I have never seen a doctor about this, because 1) I have some sort of weird mistrust and scorn for psychologists that I've never quite figured out the root of, but must have something to do with inept counselors in grade school; 2) I never wanted to be one of those people who will stand up at an open mike and say shit like, "Okay, I wrote this next piece while I was in the hospital, suffering from depression," like they're proud of the fact -- I mean, I don't understand the concept of being proud of the fact that at one point you were suicidal, just like I can't understand being proud that you were once an alcoholic or you were once addicted to heroin or you once were a child abuser; and 3) of course, I haven't had health insurance in about ten years, so I couldn't have gone anyway.
Likewise, I have never taken medication for these incidents, again because 1) I am deathly afraid that pharmaceuticals will kill off my creative drive and serve as some sort of chemical lobotomy; and 2) I never wanted to be one of those people who actually knew what it felt like to be on Prozac. The concept of taking Prozac is a great one to make jokes about, and somehow, actually taking it dilutes most of the humor involved with the joke.
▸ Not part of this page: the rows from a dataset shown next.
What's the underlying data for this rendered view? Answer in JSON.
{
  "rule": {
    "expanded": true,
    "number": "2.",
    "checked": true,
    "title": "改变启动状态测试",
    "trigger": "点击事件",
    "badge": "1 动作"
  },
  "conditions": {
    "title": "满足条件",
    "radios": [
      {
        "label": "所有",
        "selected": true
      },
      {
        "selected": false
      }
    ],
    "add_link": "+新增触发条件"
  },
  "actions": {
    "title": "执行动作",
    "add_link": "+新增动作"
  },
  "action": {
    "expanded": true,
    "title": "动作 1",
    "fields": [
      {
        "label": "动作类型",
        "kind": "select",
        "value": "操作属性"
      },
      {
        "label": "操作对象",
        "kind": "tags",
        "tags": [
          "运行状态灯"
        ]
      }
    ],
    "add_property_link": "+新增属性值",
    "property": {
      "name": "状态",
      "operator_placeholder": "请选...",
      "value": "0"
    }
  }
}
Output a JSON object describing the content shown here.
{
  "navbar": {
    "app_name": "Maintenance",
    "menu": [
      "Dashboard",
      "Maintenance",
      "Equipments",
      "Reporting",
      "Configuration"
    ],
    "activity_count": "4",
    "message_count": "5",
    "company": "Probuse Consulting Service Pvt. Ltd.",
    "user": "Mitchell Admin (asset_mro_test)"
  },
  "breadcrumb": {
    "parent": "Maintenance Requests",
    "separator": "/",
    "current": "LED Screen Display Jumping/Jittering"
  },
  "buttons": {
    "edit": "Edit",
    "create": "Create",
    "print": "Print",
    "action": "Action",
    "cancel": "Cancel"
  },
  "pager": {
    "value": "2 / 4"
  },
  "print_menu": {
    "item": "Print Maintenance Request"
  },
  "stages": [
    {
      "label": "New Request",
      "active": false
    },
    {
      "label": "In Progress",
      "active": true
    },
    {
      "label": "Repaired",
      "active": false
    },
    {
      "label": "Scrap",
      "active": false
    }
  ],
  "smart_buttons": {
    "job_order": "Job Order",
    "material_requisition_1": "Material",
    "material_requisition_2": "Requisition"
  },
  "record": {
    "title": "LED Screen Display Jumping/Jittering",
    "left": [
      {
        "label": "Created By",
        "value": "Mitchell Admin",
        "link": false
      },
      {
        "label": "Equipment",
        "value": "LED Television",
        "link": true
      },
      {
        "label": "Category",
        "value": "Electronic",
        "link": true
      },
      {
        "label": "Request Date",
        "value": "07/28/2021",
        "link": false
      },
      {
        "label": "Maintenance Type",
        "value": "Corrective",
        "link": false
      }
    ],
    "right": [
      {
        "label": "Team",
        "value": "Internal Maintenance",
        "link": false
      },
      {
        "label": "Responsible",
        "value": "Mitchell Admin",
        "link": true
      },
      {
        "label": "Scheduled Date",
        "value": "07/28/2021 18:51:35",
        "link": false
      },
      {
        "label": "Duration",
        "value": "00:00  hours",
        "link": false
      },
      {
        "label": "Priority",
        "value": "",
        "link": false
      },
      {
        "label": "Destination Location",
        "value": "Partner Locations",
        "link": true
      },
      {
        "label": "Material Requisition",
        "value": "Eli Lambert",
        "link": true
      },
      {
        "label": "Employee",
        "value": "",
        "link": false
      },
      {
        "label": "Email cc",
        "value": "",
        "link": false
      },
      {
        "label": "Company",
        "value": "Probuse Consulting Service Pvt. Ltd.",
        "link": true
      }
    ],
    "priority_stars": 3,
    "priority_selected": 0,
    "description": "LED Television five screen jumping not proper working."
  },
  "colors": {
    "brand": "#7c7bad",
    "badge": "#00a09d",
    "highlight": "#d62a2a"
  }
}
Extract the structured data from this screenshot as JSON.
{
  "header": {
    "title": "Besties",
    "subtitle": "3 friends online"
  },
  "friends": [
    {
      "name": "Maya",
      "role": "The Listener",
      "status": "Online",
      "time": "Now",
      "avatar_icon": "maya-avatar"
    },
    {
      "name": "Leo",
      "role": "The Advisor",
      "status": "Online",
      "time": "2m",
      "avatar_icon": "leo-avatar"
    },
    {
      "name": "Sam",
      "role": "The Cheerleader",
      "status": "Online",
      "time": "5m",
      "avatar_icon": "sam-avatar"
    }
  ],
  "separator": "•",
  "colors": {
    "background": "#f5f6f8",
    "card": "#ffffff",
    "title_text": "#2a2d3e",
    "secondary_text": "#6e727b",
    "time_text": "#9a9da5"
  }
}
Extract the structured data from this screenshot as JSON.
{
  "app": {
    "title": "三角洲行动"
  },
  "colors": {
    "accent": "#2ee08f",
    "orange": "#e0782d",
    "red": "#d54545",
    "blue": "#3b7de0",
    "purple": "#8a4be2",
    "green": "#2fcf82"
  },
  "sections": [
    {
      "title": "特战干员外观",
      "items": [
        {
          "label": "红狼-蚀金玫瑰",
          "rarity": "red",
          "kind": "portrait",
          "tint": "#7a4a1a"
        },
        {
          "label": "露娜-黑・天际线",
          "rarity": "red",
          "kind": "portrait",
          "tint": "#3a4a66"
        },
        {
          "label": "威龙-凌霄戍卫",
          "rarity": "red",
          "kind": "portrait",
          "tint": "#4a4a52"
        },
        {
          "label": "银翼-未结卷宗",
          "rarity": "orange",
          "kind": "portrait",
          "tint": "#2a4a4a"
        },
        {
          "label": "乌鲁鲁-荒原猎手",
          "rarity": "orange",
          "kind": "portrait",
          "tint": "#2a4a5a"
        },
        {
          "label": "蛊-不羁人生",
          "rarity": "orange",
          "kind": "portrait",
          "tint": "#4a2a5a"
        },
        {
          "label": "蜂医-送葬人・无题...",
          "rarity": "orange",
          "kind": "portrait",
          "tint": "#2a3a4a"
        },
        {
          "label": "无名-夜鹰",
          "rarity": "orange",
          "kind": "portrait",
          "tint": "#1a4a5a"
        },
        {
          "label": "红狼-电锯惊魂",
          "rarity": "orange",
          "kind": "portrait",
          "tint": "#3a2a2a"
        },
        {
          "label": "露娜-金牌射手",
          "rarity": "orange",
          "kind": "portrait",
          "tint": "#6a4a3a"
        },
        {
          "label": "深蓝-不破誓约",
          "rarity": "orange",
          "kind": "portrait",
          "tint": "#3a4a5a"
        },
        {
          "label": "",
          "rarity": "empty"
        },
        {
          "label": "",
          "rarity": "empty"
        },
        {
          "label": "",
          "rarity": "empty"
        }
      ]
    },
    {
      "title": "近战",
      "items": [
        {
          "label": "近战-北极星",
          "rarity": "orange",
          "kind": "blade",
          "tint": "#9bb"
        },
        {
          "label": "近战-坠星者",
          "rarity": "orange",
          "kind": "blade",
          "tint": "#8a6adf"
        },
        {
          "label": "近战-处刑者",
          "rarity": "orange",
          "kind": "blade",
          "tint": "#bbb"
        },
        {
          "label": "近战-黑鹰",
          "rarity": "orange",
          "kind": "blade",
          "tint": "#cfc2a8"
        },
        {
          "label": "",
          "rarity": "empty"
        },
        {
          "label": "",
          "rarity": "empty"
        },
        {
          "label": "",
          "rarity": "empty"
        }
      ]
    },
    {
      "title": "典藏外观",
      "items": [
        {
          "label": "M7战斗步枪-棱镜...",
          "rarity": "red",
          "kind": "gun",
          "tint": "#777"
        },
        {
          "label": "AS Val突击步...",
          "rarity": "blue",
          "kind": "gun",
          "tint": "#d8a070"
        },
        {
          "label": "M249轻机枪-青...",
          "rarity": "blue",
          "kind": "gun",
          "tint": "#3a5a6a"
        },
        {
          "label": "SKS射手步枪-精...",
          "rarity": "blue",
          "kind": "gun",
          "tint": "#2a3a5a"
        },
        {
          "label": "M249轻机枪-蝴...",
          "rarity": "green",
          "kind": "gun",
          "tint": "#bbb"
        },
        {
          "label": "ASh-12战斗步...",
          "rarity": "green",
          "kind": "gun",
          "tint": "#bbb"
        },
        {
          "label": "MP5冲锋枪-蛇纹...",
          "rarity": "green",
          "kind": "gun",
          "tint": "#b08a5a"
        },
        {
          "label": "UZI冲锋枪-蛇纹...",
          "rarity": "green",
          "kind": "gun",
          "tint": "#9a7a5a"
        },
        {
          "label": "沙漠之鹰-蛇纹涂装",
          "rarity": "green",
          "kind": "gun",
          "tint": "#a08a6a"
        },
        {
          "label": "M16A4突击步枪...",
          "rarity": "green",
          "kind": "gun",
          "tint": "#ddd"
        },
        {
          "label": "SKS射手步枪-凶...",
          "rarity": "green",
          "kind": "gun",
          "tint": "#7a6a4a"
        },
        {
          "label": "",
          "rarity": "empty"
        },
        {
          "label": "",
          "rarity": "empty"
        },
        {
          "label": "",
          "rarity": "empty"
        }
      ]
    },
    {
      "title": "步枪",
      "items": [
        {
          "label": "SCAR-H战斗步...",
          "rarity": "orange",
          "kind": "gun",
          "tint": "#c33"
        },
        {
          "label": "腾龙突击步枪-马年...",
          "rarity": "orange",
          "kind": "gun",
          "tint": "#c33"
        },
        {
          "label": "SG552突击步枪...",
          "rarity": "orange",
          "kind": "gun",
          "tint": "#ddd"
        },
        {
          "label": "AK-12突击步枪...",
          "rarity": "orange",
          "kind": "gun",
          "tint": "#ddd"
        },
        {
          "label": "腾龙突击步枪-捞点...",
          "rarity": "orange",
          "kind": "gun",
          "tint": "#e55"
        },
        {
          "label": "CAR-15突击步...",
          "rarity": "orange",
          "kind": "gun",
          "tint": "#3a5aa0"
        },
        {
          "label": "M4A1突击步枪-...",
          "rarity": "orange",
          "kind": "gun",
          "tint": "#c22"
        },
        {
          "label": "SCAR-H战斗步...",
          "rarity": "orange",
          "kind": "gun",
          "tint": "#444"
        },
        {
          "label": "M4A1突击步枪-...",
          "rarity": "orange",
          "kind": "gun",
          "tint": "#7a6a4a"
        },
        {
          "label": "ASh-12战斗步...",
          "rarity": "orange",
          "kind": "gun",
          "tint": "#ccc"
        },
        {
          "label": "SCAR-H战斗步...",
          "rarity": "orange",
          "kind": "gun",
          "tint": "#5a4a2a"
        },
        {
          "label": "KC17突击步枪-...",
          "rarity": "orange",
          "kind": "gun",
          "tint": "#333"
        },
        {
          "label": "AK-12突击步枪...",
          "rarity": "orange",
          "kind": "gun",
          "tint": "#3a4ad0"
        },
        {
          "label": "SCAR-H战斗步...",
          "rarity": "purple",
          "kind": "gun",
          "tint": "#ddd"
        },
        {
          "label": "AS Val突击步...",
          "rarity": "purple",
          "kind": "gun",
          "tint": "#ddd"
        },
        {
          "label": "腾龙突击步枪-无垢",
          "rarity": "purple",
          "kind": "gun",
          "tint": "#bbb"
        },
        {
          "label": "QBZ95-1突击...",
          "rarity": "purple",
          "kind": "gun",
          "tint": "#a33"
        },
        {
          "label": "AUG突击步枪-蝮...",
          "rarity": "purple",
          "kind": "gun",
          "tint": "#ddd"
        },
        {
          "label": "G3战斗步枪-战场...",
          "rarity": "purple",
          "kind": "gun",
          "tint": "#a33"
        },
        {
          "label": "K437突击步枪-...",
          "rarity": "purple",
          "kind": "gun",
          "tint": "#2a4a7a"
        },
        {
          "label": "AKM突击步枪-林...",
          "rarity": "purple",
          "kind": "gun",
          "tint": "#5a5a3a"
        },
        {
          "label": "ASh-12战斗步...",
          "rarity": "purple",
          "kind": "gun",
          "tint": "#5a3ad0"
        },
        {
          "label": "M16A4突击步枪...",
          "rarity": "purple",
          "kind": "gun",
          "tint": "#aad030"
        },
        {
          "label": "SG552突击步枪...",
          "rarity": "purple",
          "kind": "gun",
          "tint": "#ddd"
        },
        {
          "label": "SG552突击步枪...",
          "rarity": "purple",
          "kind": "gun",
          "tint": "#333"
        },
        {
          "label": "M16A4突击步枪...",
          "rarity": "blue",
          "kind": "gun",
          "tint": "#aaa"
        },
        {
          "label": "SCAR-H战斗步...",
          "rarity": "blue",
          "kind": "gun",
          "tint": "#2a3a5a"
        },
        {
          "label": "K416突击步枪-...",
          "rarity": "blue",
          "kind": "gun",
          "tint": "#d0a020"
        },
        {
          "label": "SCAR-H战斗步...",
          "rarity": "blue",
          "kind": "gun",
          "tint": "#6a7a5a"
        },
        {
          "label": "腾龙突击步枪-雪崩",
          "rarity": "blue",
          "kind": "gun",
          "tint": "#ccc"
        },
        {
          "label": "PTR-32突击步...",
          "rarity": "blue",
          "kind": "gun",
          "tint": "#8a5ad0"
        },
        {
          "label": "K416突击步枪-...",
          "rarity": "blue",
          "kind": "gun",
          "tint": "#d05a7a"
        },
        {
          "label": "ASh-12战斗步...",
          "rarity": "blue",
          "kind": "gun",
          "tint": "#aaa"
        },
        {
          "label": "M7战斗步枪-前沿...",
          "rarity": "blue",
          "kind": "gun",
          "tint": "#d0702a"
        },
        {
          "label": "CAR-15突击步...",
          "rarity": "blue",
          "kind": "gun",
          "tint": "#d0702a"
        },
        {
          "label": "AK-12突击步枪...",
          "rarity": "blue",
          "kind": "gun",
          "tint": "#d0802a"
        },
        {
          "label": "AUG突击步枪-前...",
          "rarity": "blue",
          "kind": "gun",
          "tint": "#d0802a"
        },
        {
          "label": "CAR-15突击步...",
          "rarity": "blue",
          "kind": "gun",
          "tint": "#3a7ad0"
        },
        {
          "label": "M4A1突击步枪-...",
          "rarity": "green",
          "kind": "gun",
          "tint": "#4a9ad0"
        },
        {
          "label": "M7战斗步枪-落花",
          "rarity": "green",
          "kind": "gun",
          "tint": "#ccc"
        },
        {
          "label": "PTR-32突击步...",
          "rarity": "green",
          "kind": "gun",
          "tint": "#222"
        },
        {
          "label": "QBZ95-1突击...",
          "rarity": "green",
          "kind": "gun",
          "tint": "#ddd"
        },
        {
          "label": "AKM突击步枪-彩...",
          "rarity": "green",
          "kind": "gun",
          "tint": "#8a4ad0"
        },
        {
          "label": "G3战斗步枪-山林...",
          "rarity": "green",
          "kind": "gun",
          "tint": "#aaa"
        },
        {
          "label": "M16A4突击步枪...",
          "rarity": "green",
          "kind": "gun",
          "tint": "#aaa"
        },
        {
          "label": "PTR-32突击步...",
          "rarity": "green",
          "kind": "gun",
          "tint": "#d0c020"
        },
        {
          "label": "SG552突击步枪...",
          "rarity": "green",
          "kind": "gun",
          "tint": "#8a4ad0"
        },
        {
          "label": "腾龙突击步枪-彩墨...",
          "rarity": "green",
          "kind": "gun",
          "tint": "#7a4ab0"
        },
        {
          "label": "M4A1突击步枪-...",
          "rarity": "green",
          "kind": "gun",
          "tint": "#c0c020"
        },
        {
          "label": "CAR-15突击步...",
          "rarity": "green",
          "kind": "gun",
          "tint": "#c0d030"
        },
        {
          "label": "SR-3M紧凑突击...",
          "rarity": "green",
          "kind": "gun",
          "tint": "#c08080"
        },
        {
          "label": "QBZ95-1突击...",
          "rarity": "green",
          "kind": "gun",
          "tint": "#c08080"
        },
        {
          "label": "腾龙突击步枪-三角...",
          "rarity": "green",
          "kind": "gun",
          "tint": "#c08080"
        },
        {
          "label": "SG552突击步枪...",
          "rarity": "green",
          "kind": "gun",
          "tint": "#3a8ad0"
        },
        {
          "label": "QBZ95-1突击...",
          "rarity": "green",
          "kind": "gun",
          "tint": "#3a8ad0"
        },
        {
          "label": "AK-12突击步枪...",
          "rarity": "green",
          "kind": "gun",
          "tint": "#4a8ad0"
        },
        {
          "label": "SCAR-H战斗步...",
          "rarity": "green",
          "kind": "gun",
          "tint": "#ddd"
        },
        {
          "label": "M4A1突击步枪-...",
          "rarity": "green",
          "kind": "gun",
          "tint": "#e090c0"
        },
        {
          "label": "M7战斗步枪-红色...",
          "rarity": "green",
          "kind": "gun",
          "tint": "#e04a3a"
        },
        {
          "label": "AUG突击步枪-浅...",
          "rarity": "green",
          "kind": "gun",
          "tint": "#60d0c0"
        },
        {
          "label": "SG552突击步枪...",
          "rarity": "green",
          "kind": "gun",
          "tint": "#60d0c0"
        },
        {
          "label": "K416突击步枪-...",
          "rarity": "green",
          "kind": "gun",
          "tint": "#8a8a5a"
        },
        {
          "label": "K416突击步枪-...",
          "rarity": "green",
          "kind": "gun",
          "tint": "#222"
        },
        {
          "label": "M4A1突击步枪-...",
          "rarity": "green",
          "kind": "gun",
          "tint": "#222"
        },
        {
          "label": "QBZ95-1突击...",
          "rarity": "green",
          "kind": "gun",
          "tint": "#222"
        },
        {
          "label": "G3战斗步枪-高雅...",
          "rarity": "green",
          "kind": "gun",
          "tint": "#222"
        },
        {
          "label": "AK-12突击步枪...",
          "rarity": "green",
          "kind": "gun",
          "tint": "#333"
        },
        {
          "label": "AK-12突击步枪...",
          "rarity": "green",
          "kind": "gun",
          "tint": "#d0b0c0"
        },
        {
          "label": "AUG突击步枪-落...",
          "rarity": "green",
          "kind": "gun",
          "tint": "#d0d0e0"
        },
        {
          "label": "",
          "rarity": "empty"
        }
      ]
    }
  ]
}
I do not use these incidents as an attempt to get attention -- indeed, the opposite could be said, in that, for the most part, I spend the entire time in my apartment, I lock my bedroom door if I have roommates, I don't go out with my friends and I take my phone off the hook. In the course of my life, because of these fits I have lost three jobs, one girlfriend, and have attempted suicide on two separate occasions. I tell you this because... well, I don't know. I just have this feeling that you are sitting there, thinking to yourself that this has been a self-imposed depression, and I feel this need to convince you that it is not.
I tell you this particular story tonight for a fairly simple reason -- over the course of the last few weeks, I have come to realize that these simple little stories that I started writing for Sweet Alice originally to ease my writing block on my novel have turned into these great little snippets of confession, theory and entertainment, and is probably the best personal essay work I've ever written. I have decided to publish a book of the twelve best stories I've read here, and I wanted that to include a story on this particular topic tonight.
We all have our demons to wrestle, and I won't presume to know what yours are. This tonight was one of mine. Regular listeners have already heard of a number more, and future listeners will hear of a whole host yet to come. Just as I don't pretend that I can understand all of your demons, so too I don't expect all of you to understand mine. However, I leave you with this thought -- the next time you hear a voice on channel 9 telling you if you don't get help at Charter, get help somewhere, stop giving the TV the finger for a minute, stop and realize what that commercial really means, and realize that it only takes a minute to call that friend that you haven't heard from in a number of weeks.